The toxic weed tansy ragwort has spread this year around Western Oregon with particularly large populations in Marion and Clackamas counties.
The outbreak is the worst Sam Leininger, WeedWise program manager, has seen in the program’s eight years of operation. WeedWise began in 2008 to “support more effective management of invasive weeds in Clackamas County,” according to its website.
Tansy is dangerous to humans and livestock because of a poisonous alkaloid in the plant’s tissue that causes liver damage when eaten. Signs of poisoning are consistent with liver failure, said Dr. Charles Estill, Oregon State University Extension veterinary agent.
“Horses get jaundiced, lethargic, slow, depressed, stop chewing in the middle of eating and wandering — some die from the wandering, from either walking off a cliff or walking into a pond and drowning,” said Estill.
While grazing animals generally avoid eating tansy, heavily infested pastures or hay contaminated with the weed can make it nearly impossible for the animals to avoid consumption. If tansy is more than 5 percent of the plants in a pasture, it creates an opportunity for toxicity, Estill said.
Young animals are especially susceptible because “they have different physiology or not as much life experience,” he said, as well as being less discriminatory of what they eat.
Tansy can take anywhere from two weeks to six months to kill an animal. No treatment is available.
“(An animal) can ingest it now and die at Christmastime,” Estill said. Most cases are suspected and not confirmed, he said.
There haven’t been any reported cases so far this year of animals killed by tansy consumption, but it is too early in the year to know, said Dr. Morrie Craig, professor of toxicology at Oregon State’s veterinarian research laboratory.
Unlike horses and cattle, sheep have ruminal microbes in their stomach that can eat the alkaloids that the tansy produces. Craig said research is underway to take advantage of these ruminal microbes.

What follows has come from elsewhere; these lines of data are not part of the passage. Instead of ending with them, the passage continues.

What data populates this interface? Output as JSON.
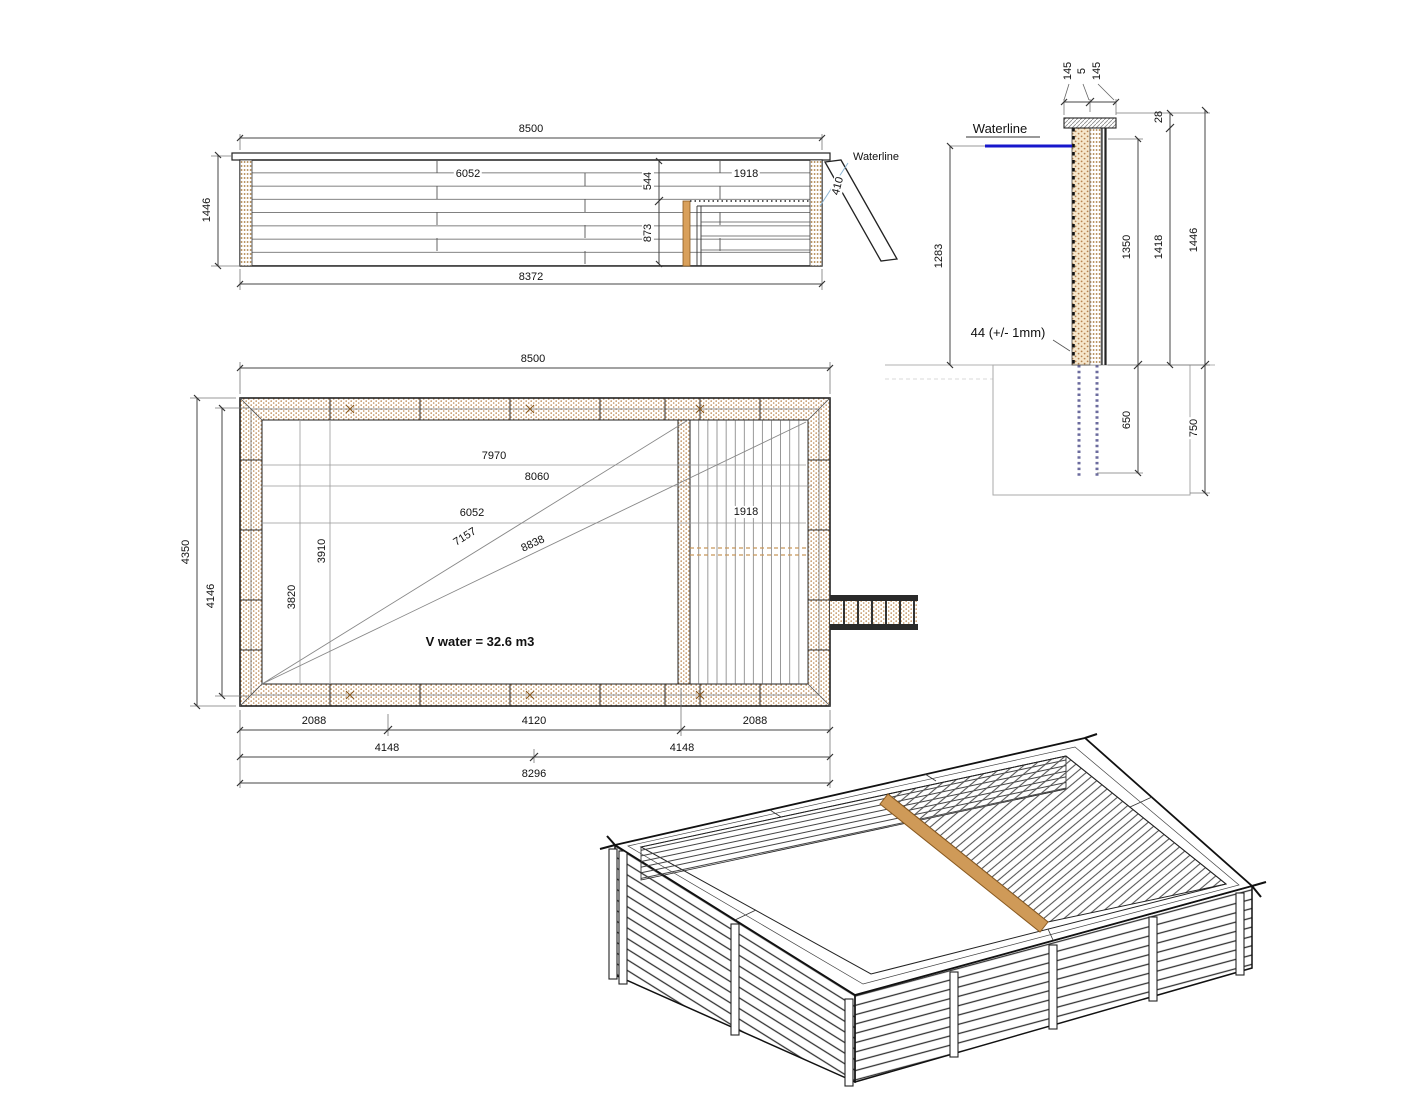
{
  "elevation": {
    "dim_top": "8500",
    "dim_height": "1446",
    "dim_bottom": "8372",
    "dim_inner_length": "6052",
    "dim_deck_drop": "544",
    "dim_deck_length": "1918",
    "dim_below_deck": "873",
    "dim_ladder": "410",
    "waterline_label": "Waterline"
  },
  "section": {
    "dim_wall_outer": "145",
    "dim_wall_gap": "5",
    "dim_wall_inner": "145",
    "dim_cap": "28",
    "waterline_label": "Waterline",
    "dim_water_height": "1283",
    "plank_note": "44 (+/- 1mm)",
    "dim_inner_height": "1350",
    "dim_wall_height": "1418",
    "dim_total_height": "1446",
    "dim_underground": "650",
    "dim_foundation": "750"
  },
  "plan": {
    "dim_top": "8500",
    "dim_width_outer": "4350",
    "dim_width_inner": "4146",
    "dim_7970": "7970",
    "dim_8060": "8060",
    "dim_6052": "6052",
    "dim_diag_swim": "7157",
    "dim_diag_full": "8838",
    "dim_deck": "1918",
    "dim_3910": "3910",
    "dim_3820": "3820",
    "volume_label": "V water = 32.6 m3",
    "dim_2088_left": "2088",
    "dim_4120": "4120",
    "dim_2088_right": "2088",
    "dim_4148_left": "4148",
    "dim_4148_right": "4148",
    "dim_8296": "8296"
  },
  "colors": {
    "waterline_blue": "#1717cc",
    "wood_orange": "#cf9a58",
    "underground_dots": "#6b6b9e"
  }
}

“We’re thinking we’re going to try a way to capsulate ruminal microbes, and make a probiotic out of it that you can give to a cow,” Craig said, “and then it’ll have the microbes in its stomach to break it down.”
Tansy ragwort is identifiable by its flat yellow flowers that cluster at the top of the plant. The stems are green — occasionally with a reddish tinge — and the leaves are ruffled and dark green, according to a report by WeedWise. At maturity, the plant can grow up to 6 feet tall and produce up to 200,000 seeds that remain in the soil for more than 10 years.
The infestation is most likely caused by the cool, wet and mild springs that Oregon has had for the past two years, Leininger said. The conditions have undermined biological controls such as the Cinnabar moth and flea beetle, which during the larval stage eat the roots of the plant. They were introduced from 1960 to 1971 by the Oregon Department of Agriculture. By the mid-1980s cattle deaths by tansy had been reduced by more than 90 percent, a report from the ODA said.
Butler explained that these biological controls work on a cycle with the plant.
“With a crash in the tansy population we have the mirror image of the bio-controls dropping off. Then when the (tansy) comes back there will be a lag time for the fleas to come back,” he said. “People who want to get more bio-controls, we can’t supply anything that’s going to speed up the natural process. It won’t make a significant difference.”
At this point, it’s too late to spray the weeds with herbicide, he said.
“Spraying won’t do anything. The time to spray is early spring when it’s a rosette, or in fall after the rain,” Butler said.
Mowing the tansy when it’s in full bloom isn’t a solution, either, because it can cause plants to become short-lived perennials, and grow back next year.
However, Butler understands the motivation behind mowing, whether it’s to appease neighbors or make the pastures look better.
WeedWise encourages removing the seed heads and putting them into bags to keep seeds from spreading. If there is a concern about exposure to cattle and horses, Leininger said to remove the tansy from the field.
“Some (people) want to pull it and leave it, but the plant’s potability can increase in its wilt phase,” Leininger said. “You have to understand it’s a big task, but preventing seeding is the ideal scenario.”
Craig said that grazing sheep on tansy-covered pastures could be a way to clean up the weed.
Tansy populations may have increased, but it doesn’t compare to the infestation in the 1970s and 1980s. Butler said that historically the Tillamook Valley at this time would be yellow with tansy, but this year there are few plants.
“We have to look at where there isn’t tansy; that’s the real success story,” Butler said. “It shows areas that are doing quite well and free from tansy. Every year there’s going to be pockets of tansy. It’s frustrating and I understand that, but it’s not the problem it once was.”
To prevent future infestations Leininger recommends spraying in the fall. He said that large-scale operations should apply a broadcast herbicide, but smaller operations can control it with a backpack sprayer.
“We are definitely encouraging people to control it as much as they can,” Leininger said. “It’s not something that any singular entity can take after, it takes a community.”
There are no silver bullets when it comes to tansy, Butler said.